Fluid sampler with confirmation feedback

Abstract

A positive pressure displacement fluid sampler, comprising: a sample probe disposed in a sample probe connection; a needle valve in communication with the sample probe; a three-way solenoid valve disposed between the needle valve, a sample collection body and a sample collection tank; an adjustment stem for adjusting the size of the sample to be collected on each draw; and a confirmation switch for sending an electronic or other type signal for confirming that a sample or samples have actually been collected at prescribed times and/or frequencies. The displacement sampler may be spring-loaded and the confirmation switch may comprise a radio transmitter.

Claims

1. A positive pressure displacement fluid sampler, comprising: a sample probe disposed in a sample probe connection; a needle valve in communication with the sample probe; a three-way solenoid valve disposed between the needle valve, a sample collection body and a sample collection tank; an adjustment stem for adjusting the size of the sample to be collected on each draw; and a confirmation switch for sending an electronic or other type signal for confirming that a sample or samples have actually been collected at prescribed times and/or frequencies; wherein the displacement sampler is spring-loaded.

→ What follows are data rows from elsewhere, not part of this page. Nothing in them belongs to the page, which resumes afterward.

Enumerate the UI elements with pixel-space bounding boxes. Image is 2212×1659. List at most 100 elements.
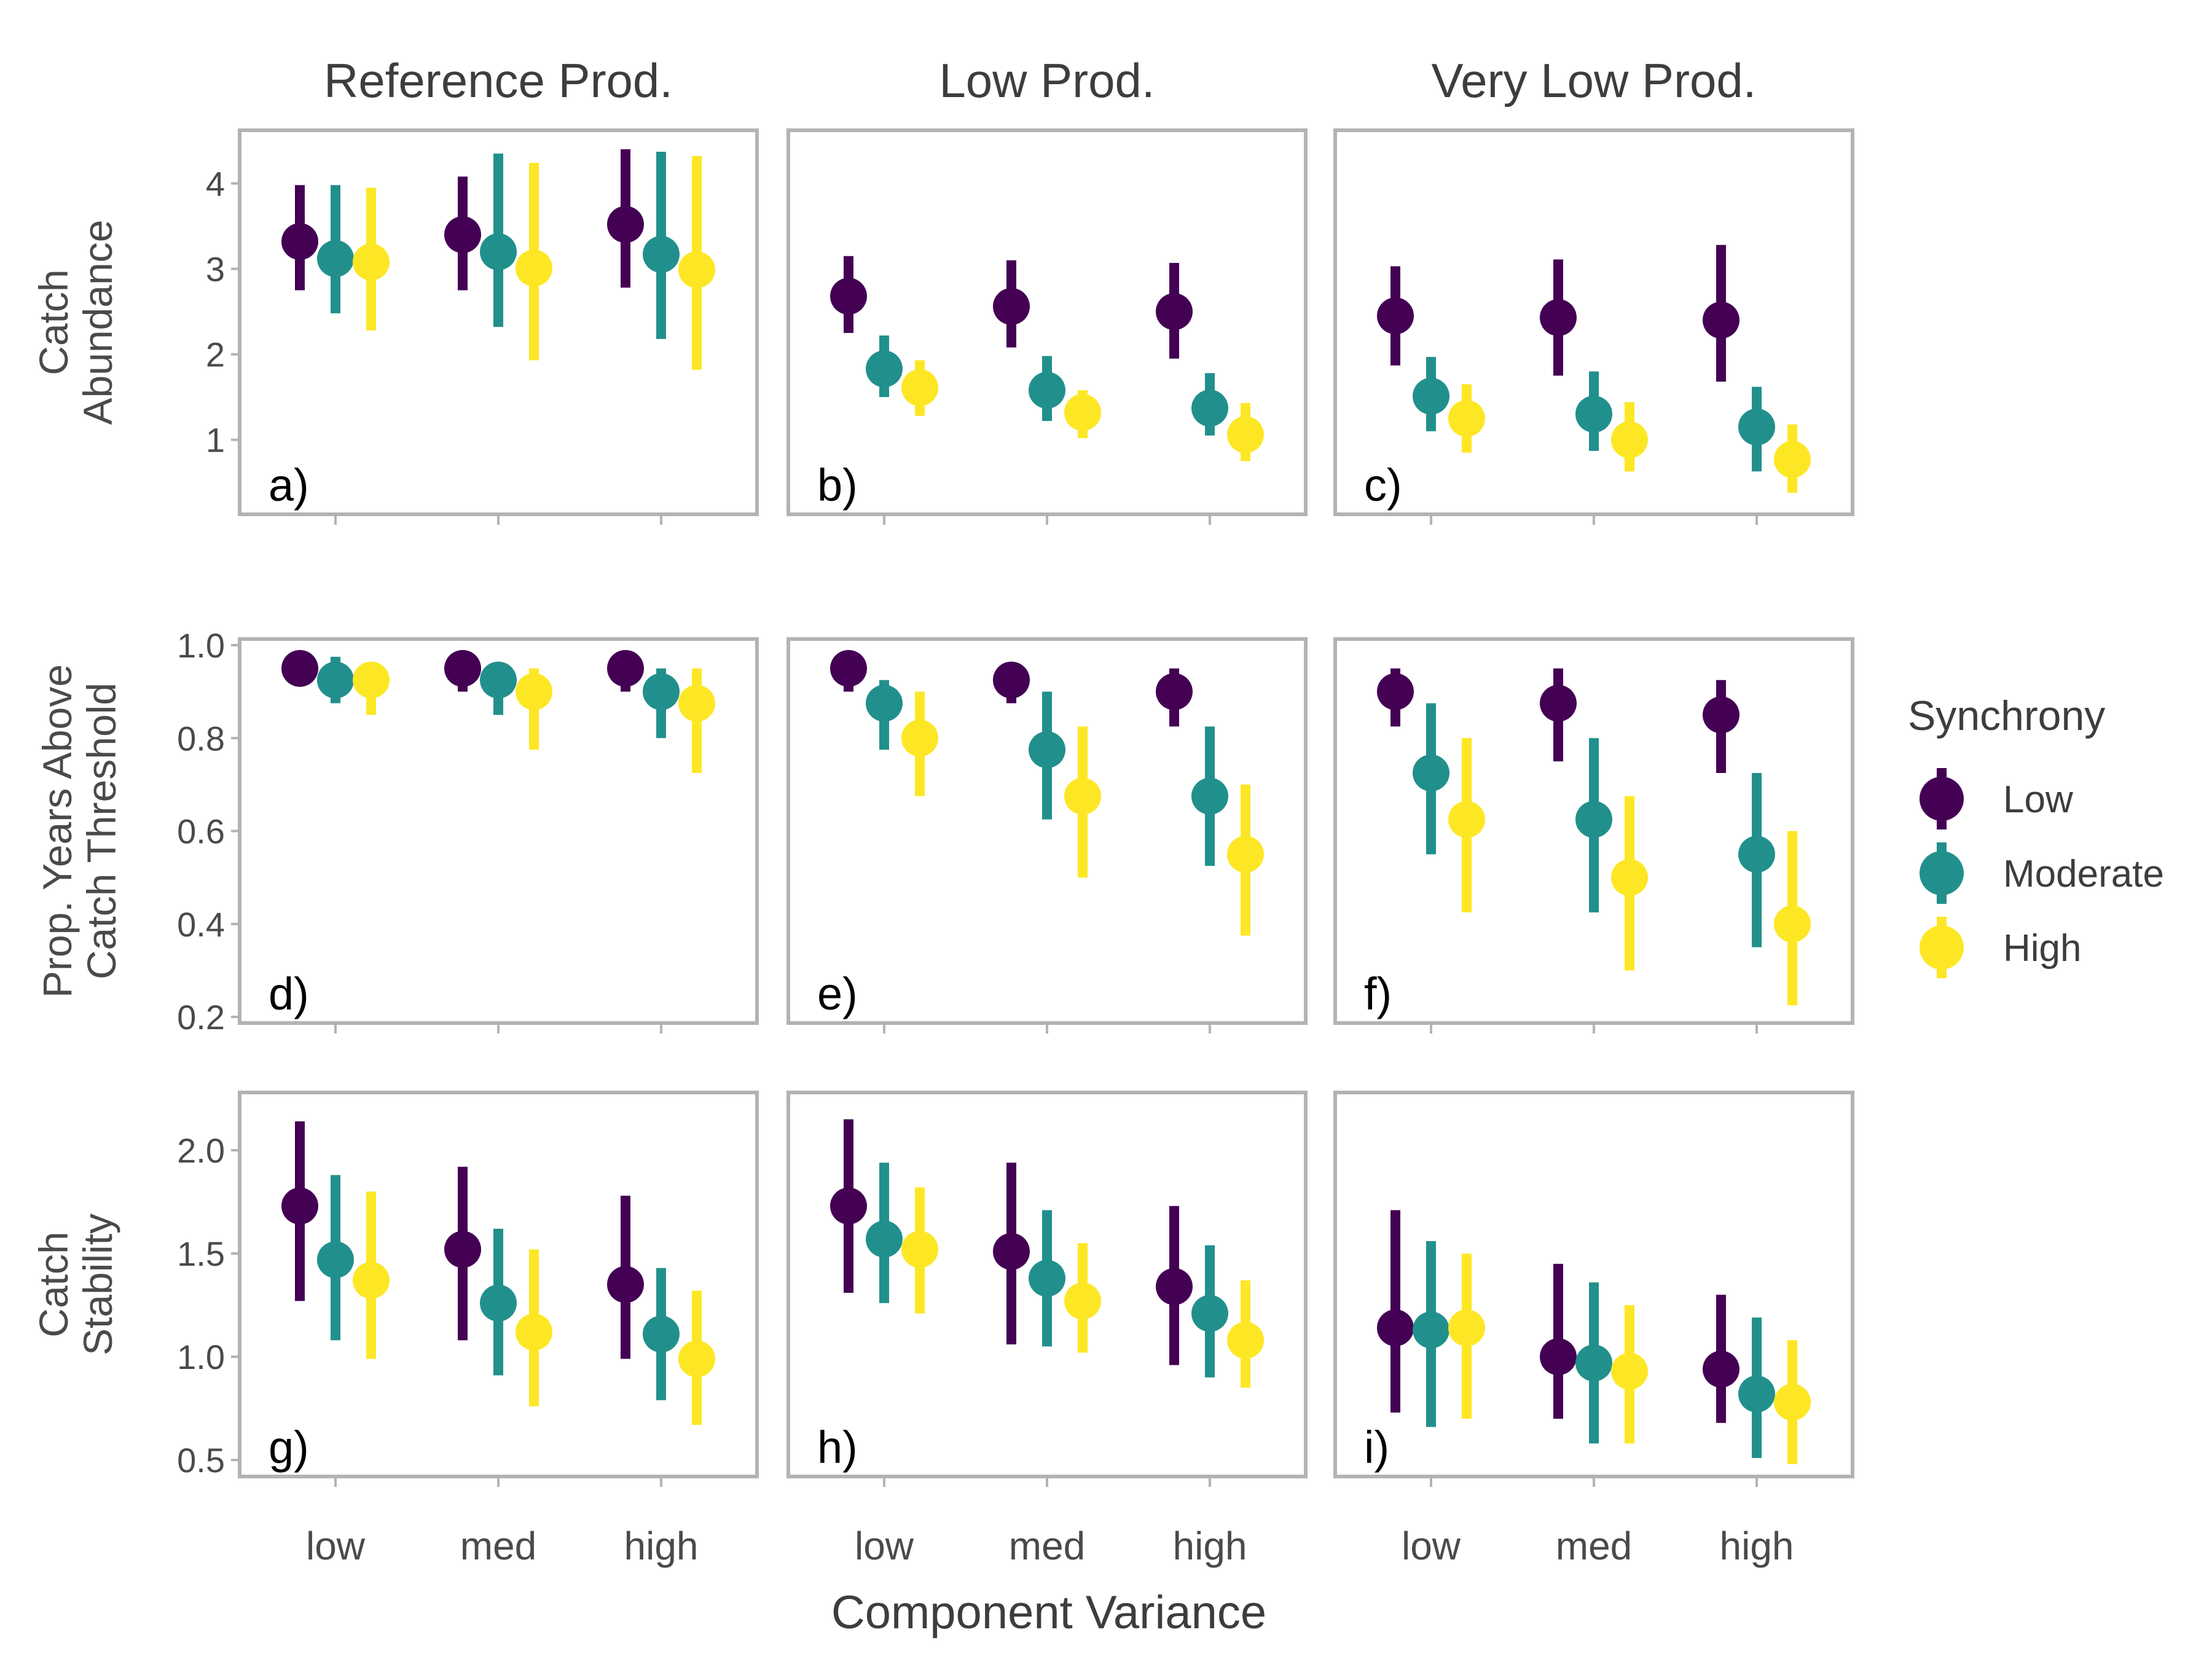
point-moderate-med xyxy=(1575,801,1612,838)
point-low-high xyxy=(1156,293,1193,331)
point-low-high xyxy=(607,1266,644,1303)
point-high-low xyxy=(901,1231,938,1268)
point-moderate-high xyxy=(1738,836,1775,873)
point-low-med xyxy=(444,649,481,687)
point-low-low xyxy=(281,1187,318,1225)
panel-label: b) xyxy=(817,460,858,511)
panel-a: a) xyxy=(238,128,759,516)
point-low-med xyxy=(444,216,481,253)
facet-title-0: Reference Prod. xyxy=(324,53,673,108)
panel-d: d) xyxy=(238,637,759,1025)
legend-label-moderate: Moderate xyxy=(2003,853,2164,895)
y-tick-label: 1 xyxy=(206,421,225,460)
point-high-med xyxy=(1064,1282,1101,1320)
point-moderate-high xyxy=(1191,1295,1228,1332)
point-moderate-med xyxy=(480,1284,517,1322)
x-tick-label-med: med xyxy=(460,1524,537,1568)
point-low-low xyxy=(1377,673,1414,710)
legend-label-high: High xyxy=(2003,927,2082,970)
panel-label: g) xyxy=(269,1422,309,1473)
x-tick-label-high: high xyxy=(624,1524,699,1568)
point-moderate-high xyxy=(1191,777,1228,815)
point-low-low xyxy=(830,1187,867,1225)
panel-c: c) xyxy=(1333,128,1854,516)
point-high-high xyxy=(678,251,715,288)
x-tick-label-high: high xyxy=(1720,1524,1794,1568)
point-high-low xyxy=(353,243,390,281)
point-moderate-high xyxy=(643,235,680,273)
facet-title-1: Low Prod. xyxy=(939,53,1155,108)
point-moderate-high xyxy=(1738,408,1775,445)
point-low-high xyxy=(607,649,644,687)
point-low-med xyxy=(1540,1338,1577,1376)
point-low-low xyxy=(281,649,318,687)
point-low-med xyxy=(993,1233,1030,1270)
point-moderate-low xyxy=(317,240,354,277)
y-axis-label-line: Stability xyxy=(75,1214,120,1355)
legend: Synchrony Low Moderate High xyxy=(1908,692,2164,978)
y-tick-label: 0.2 xyxy=(177,998,225,1037)
point-low-low xyxy=(1377,1309,1414,1347)
y-tick-label: 2.0 xyxy=(177,1131,225,1170)
y-tick-label: 2 xyxy=(206,335,225,374)
point-high-low xyxy=(353,661,390,699)
y-tick-label: 1.0 xyxy=(177,626,225,665)
point-high-low xyxy=(1448,801,1485,838)
point-high-med xyxy=(516,673,552,710)
point-low-low xyxy=(830,278,867,315)
panel-label: c) xyxy=(1364,460,1402,511)
point-moderate-med xyxy=(1029,731,1065,769)
y-axis-label-line: Catch Threshold xyxy=(79,683,124,979)
point-high-high xyxy=(1774,441,1811,478)
point-moderate-high xyxy=(1191,390,1228,427)
point-low-high xyxy=(1703,696,1739,734)
point-moderate-med xyxy=(480,233,517,270)
point-moderate-med xyxy=(1575,396,1612,433)
panel-label: i) xyxy=(1364,1422,1389,1473)
legend-title: Synchrony xyxy=(1908,692,2105,739)
point-high-med xyxy=(516,249,552,287)
point-low-med xyxy=(444,1231,481,1268)
panel-h: h) xyxy=(786,1091,1308,1478)
x-tick-label-med: med xyxy=(1556,1524,1633,1568)
point-low-med xyxy=(1540,684,1577,722)
facet-strips: Reference Prod. Low Prod. Very Low Prod. xyxy=(324,53,1756,108)
point-moderate-low xyxy=(317,1241,354,1279)
point-high-high xyxy=(1774,1384,1811,1421)
x-axis-label: Component Variance xyxy=(831,1586,1266,1639)
point-moderate-low xyxy=(866,350,903,388)
panel-label: d) xyxy=(269,968,309,1019)
point-moderate-med xyxy=(1029,1260,1065,1297)
legend-key-point-high xyxy=(1920,925,1964,970)
panel-g: g) xyxy=(238,1091,759,1478)
point-high-low xyxy=(353,1261,390,1299)
y-tick-label: 4 xyxy=(206,164,225,203)
point-high-med xyxy=(1064,777,1101,815)
panel-b: b) xyxy=(786,128,1308,516)
point-low-low xyxy=(830,649,867,687)
point-moderate-high xyxy=(643,673,680,710)
point-low-high xyxy=(607,206,644,243)
panel-i: i) xyxy=(1333,1091,1854,1478)
point-high-high xyxy=(678,684,715,722)
y-tick-label: 0.6 xyxy=(177,812,225,851)
point-moderate-low xyxy=(866,1220,903,1258)
point-low-high xyxy=(1156,673,1193,710)
panel-label: e) xyxy=(817,968,858,1019)
panel-f: f) xyxy=(1333,637,1854,1025)
point-moderate-low xyxy=(1413,377,1449,415)
y-axis-label-line: Abundance xyxy=(75,220,120,425)
y-tick-label: 3 xyxy=(206,250,225,289)
point-moderate-low xyxy=(866,684,903,722)
panel-e: e) xyxy=(786,637,1308,1025)
y-axis-label-2: CatchStability xyxy=(31,1214,120,1355)
point-moderate-med xyxy=(1029,372,1065,409)
x-tick-label-low: low xyxy=(306,1524,366,1568)
point-high-high xyxy=(1227,1322,1264,1359)
y-tick-label: 1.0 xyxy=(177,1338,225,1376)
panel-label: a) xyxy=(269,460,309,511)
point-high-low xyxy=(1448,1309,1485,1347)
x-tick-label-low: low xyxy=(855,1524,914,1568)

2. A positive pressure displacement fluid sampler, comprising: a sample probe disposed in a sample probe connection; a needle valve in communication with the sample probe; a three-way solenoid valve disposed between the needle valve, a sample collection body and a sample collection tank; an adjustment stem for adjusting the size of the sample to be collected on each draw; and a confirmation switch for sending an electronic or other type signal for confirming that a sample or samples have actually been collected at prescribed times and/or frequencies, wherein the confirmation switch comprises a radio transmitter.

Description

BRIEF DESCRIPTION OF THE DRAWINGS

(1) The present disclosure is illustrated by way of example and not limitation in the figures of the accompanying drawings, in which:

(2) FIG. 1 is a front elevational view of a preferred embodiment of a displacement fluid sampler according to the present disclosure;

(3) FIG. 2 is a plan view of a preferred embodiment of a displacement fluid sampler according to the present disclosure; and

(4) FIG. 3 is a side elevational view of a preferred embodiment of a displacement fluid sampler according to the present disclosure.

DETAILED DESCRIPTION

(5) In the following detailed description, reference is made to the accompanying examples and figures that form a part hereof, and in which is shown by way of illustration specific embodiments in which the inventive subject matter may be practiced. These embodiments are described in sufficient detail to enable those skilled in the art to practice them, and it is to be understood that other embodiments may be utilized and that structural, logical, and electrical changes may be made without departing from the scope of the inventive subject matter. Such embodiments of the inventive subject matter may be referred to, individually and/or collectively, herein by the term disclosure merely for convenience and without intending to voluntarily limit the scope of this application to any single disclosure or inventive concept if more than one is in fact disclosed.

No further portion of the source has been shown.